In Manhattan’s Curry Row, Innovate or Die

From bohemian to Instagrammable, South Asian vendors in Curry Row in the East Village must change to fit with the times — or fail.

Meghna Rao

July 31, 2019

In Manhattan’s Curry Row, Innovate or Die
Apna Masala (Meghna Rao)

To the outsider in the early 90s, Curry Row, a strip of Indian restaurants in Manhattan’s East Village, must have looked like magic. It inspired legends. One popular one: a long underground tunnel connected all of the restaurants on the block, and waiters would run through them trading spices and secrets. How else could they have been so efficient?

Though several of its institutions have shut down, Curry Row still looks like magic today. Year-round Christmas lights dangle outside of Panna II on 6th Street and 1st Avenue, an Indian BYOB restaurant. Once you enter, you can barely move your head without risking hitting a hanging light or red chili pepper. It’s an

experience. In fact, Milon right next door also offers those things — BYOB and lights — and so does Royal Bangladesh, just downstairs in the same building.

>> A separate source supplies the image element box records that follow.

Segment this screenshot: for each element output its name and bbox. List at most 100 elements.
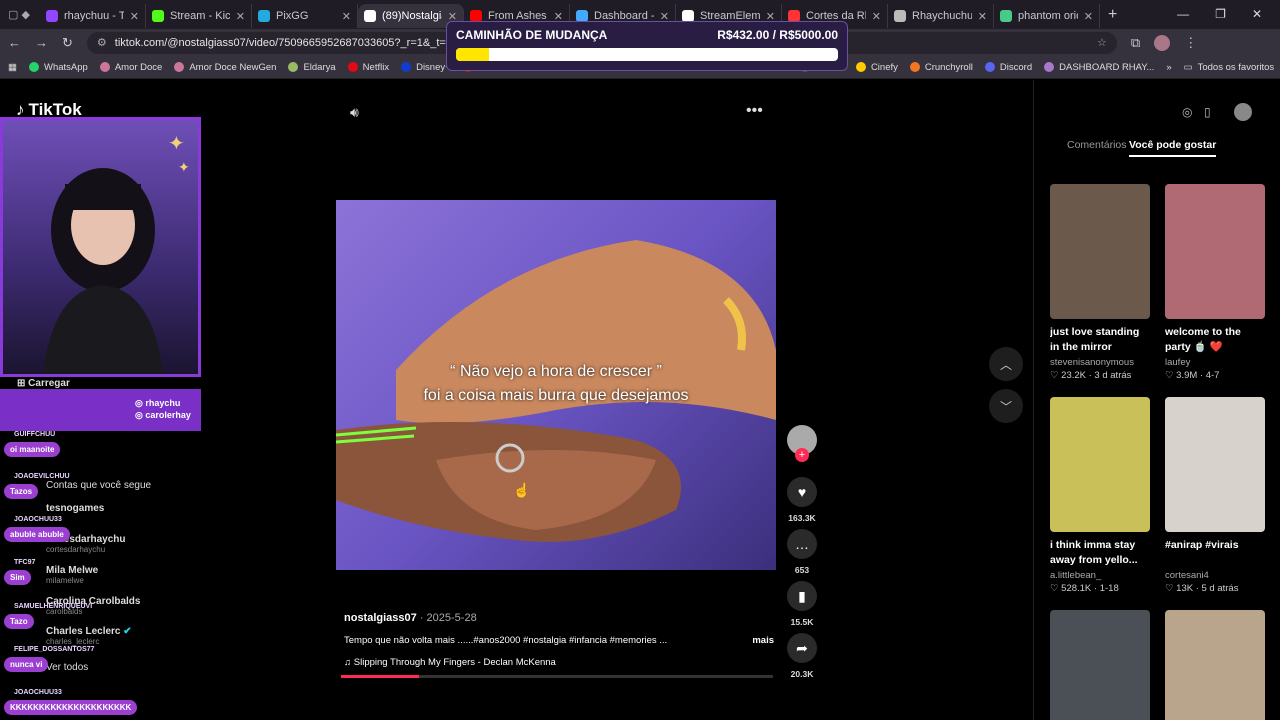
- menu-icon[interactable]: ⋮: [1184, 35, 1197, 51]
- goal-progress-fill: [456, 48, 489, 61]
- apps-icon[interactable]: ▦: [8, 62, 17, 73]
- browser-tab[interactable]: Rhaychuchu ✕: [888, 4, 994, 28]
- card-author[interactable]: laufey: [1165, 357, 1265, 368]
- volume-icon[interactable]: 🔊︎: [350, 104, 359, 121]
- video-thumbnail[interactable]: [1050, 184, 1150, 319]
- tab-close-icon[interactable]: ✕: [872, 10, 881, 23]
- bookmarks-folder[interactable]: ▭ Todos os favoritos: [1184, 62, 1275, 73]
- comment-button[interactable]: … 653: [787, 529, 817, 575]
- recommended-video-card[interactable]: [1165, 610, 1265, 720]
- upload-link[interactable]: ⊞ Carregar: [17, 378, 70, 389]
- donation-goal: CAMINHÃO DE MUDANÇA R$432.00 / R$5000.00: [446, 21, 848, 71]
- video-author[interactable]: nostalgiass07: [344, 612, 417, 624]
- recommended-video-card[interactable]: just love standing in the mirror stevenis…: [1050, 184, 1150, 381]
- banner-handle-2-text: carolerhay: [145, 410, 191, 420]
- bookmark-item[interactable]: Disney+: [401, 62, 451, 73]
- bookmark-item[interactable]: Amor Doce NewGen: [174, 62, 276, 73]
- recommended-video-card[interactable]: [1050, 610, 1150, 720]
- bookmark-label: Amor Doce: [114, 61, 163, 73]
- browser-tab[interactable]: phantom orion ✕: [994, 4, 1100, 28]
- tab-favicon-icon: [364, 10, 376, 22]
- video-caption-line-1: “ Não vejo a hora de crescer ”: [450, 363, 662, 380]
- recommended-video-card[interactable]: i think imma stay away from yello... a.li…: [1050, 397, 1150, 594]
- goal-amount: R$432.00 / R$5000.00: [717, 28, 838, 42]
- share-button[interactable]: ➦ 20.3K: [787, 633, 817, 679]
- bookmark-item[interactable]: Amor Doce: [99, 61, 163, 73]
- minimize-icon[interactable]: —: [1177, 7, 1189, 21]
- bookmark-item[interactable]: Netflix: [347, 62, 389, 73]
- more-options-icon[interactable]: •••: [746, 102, 763, 120]
- video-thumbnail[interactable]: [1050, 397, 1150, 532]
- forward-icon[interactable]: →: [35, 35, 48, 50]
- tab-close-icon[interactable]: ✕: [236, 10, 245, 23]
- new-tab-icon[interactable]: +: [1100, 6, 1117, 24]
- profile-avatar[interactable]: [1154, 34, 1171, 51]
- site-info-icon[interactable]: ⚙: [97, 36, 107, 49]
- card-author[interactable]: stevenisanonymous: [1050, 357, 1150, 368]
- card-title: just love standing in the mirror: [1050, 326, 1140, 353]
- browser-tab[interactable]: rhaychuu - Twitc ✕: [40, 4, 146, 28]
- explore-icon[interactable]: ◎: [1182, 105, 1192, 119]
- reload-icon[interactable]: ↻: [62, 35, 73, 51]
- video-progress-bar[interactable]: [341, 675, 773, 678]
- tab-close-icon[interactable]: ✕: [342, 10, 351, 23]
- video-thumbnail[interactable]: [1165, 397, 1265, 532]
- more-link[interactable]: mais: [752, 635, 774, 646]
- more-bookmarks-icon[interactable]: »: [1166, 62, 1171, 73]
- bookmark-item[interactable]: Eldarya: [288, 62, 336, 73]
- comment-icon: …: [787, 529, 817, 559]
- see-all-link[interactable]: Ver todos: [46, 662, 88, 673]
- author-avatar[interactable]: +: [787, 425, 817, 462]
- video-thumbnail[interactable]: [1165, 184, 1265, 319]
- device-icon[interactable]: ▯: [1204, 105, 1211, 119]
- recommended-video-card[interactable]: #anirap #virais cortesani4 ♡ 13K · 5 d atr…: [1165, 397, 1265, 594]
- next-video-button[interactable]: ﹀: [989, 389, 1023, 423]
- bookmark-item[interactable]: WhatsApp: [28, 62, 88, 73]
- bookmark-label: Cinefy: [870, 61, 898, 73]
- bookmark-item[interactable]: Discord: [984, 62, 1032, 73]
- upload-label: Carregar: [28, 378, 70, 389]
- window-controls: — ❐ ✕: [1159, 0, 1280, 28]
- user-avatar[interactable]: [1234, 103, 1252, 121]
- tab-close-icon[interactable]: ✕: [1084, 10, 1093, 23]
- mouse-cursor-icon: ☝: [513, 482, 531, 498]
- card-title: welcome to the party 🍵 ❤️: [1165, 326, 1241, 353]
- maximize-icon[interactable]: ❐: [1215, 7, 1226, 21]
- account-item[interactable]: Mila Melwe: [46, 565, 98, 576]
- like-button[interactable]: ♥ 163.3K: [787, 477, 817, 523]
- browser-tab[interactable]: PixGG ✕: [252, 4, 358, 28]
- bookmark-favicon-icon: [174, 62, 185, 72]
- tab-close-icon[interactable]: ✕: [978, 10, 987, 23]
- extensions-icon[interactable]: ⧉: [1131, 35, 1140, 51]
- bookmark-item[interactable]: Cinefy: [855, 61, 898, 73]
- tab-comments[interactable]: Comentários: [1067, 139, 1127, 151]
- tab-you-may-like[interactable]: Você pode gostar: [1129, 139, 1217, 157]
- video-caption-line-2: foi a coisa mais burra que desejamos: [423, 387, 689, 404]
- bookmark-star-icon[interactable]: ☆: [1097, 36, 1107, 49]
- video-description: Tempo que não volta mais ......#anos2000…: [344, 635, 668, 646]
- tab-close-icon[interactable]: ✕: [130, 10, 139, 23]
- close-window-icon[interactable]: ✕: [1252, 7, 1262, 21]
- save-button[interactable]: ▮ 15.5K: [787, 581, 817, 627]
- bookmark-item[interactable]: Crunchyroll: [909, 62, 973, 73]
- bookmark-item[interactable]: DASHBOARD RHAY...: [1044, 62, 1154, 73]
- video-player[interactable]: “ Não vejo a hora de crescer ” foi a coi…: [336, 200, 776, 570]
- account-item[interactable]: tesnogames: [46, 503, 104, 514]
- chat-message: abuble abuble: [4, 527, 70, 542]
- recommended-video-card[interactable]: welcome to the party 🍵 ❤️ laufey ♡ 3.9M · …: [1165, 184, 1265, 381]
- tab-title: phantom orion: [1018, 10, 1078, 22]
- tab-search-icon[interactable]: ▢ ◆: [0, 8, 40, 21]
- follow-plus-icon[interactable]: +: [795, 448, 809, 462]
- video-thumbnail[interactable]: [1050, 610, 1150, 720]
- back-icon[interactable]: ←: [8, 35, 21, 50]
- account-name: Charles Leclerc: [46, 626, 121, 637]
- account-item[interactable]: Charles Leclerc ✔: [46, 626, 132, 637]
- previous-video-button[interactable]: ︿: [989, 347, 1023, 381]
- goal-title: CAMINHÃO DE MUDANÇA: [456, 28, 608, 42]
- card-author[interactable]: cortesani4: [1165, 570, 1265, 581]
- bookmark-favicon-icon: [909, 62, 920, 72]
- video-thumbnail[interactable]: [1165, 610, 1265, 720]
- music-title[interactable]: Slipping Through My Fingers - Declan McK…: [354, 657, 556, 668]
- browser-tab[interactable]: Stream - Kick Da ✕: [146, 4, 252, 28]
- card-author[interactable]: a.littlebean_: [1050, 570, 1150, 581]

If Panna II, Milon, and Royal Bangladesh are packed, as they usually are on weekends, there’s also Apna Masala, which is almost always empty because it’s tucked away on the corner. 

It’s safe to say that the option to bring your own drinks and the festive lights, the latter of which some local business owners roll their eyes at and describe as garish, are what have allowed Panna and Milon to thrive (in the case of Apna Masala, just survive), despite abysmal ratings for their food. Their companions on Curry Row haven’t been as lucky: Gandhi Indian shut down in 2015 after 30+ years; Mitali East shut down earlier the same year after losing its lease (rumors say it was because the restaurant wasn’t paying rent on time).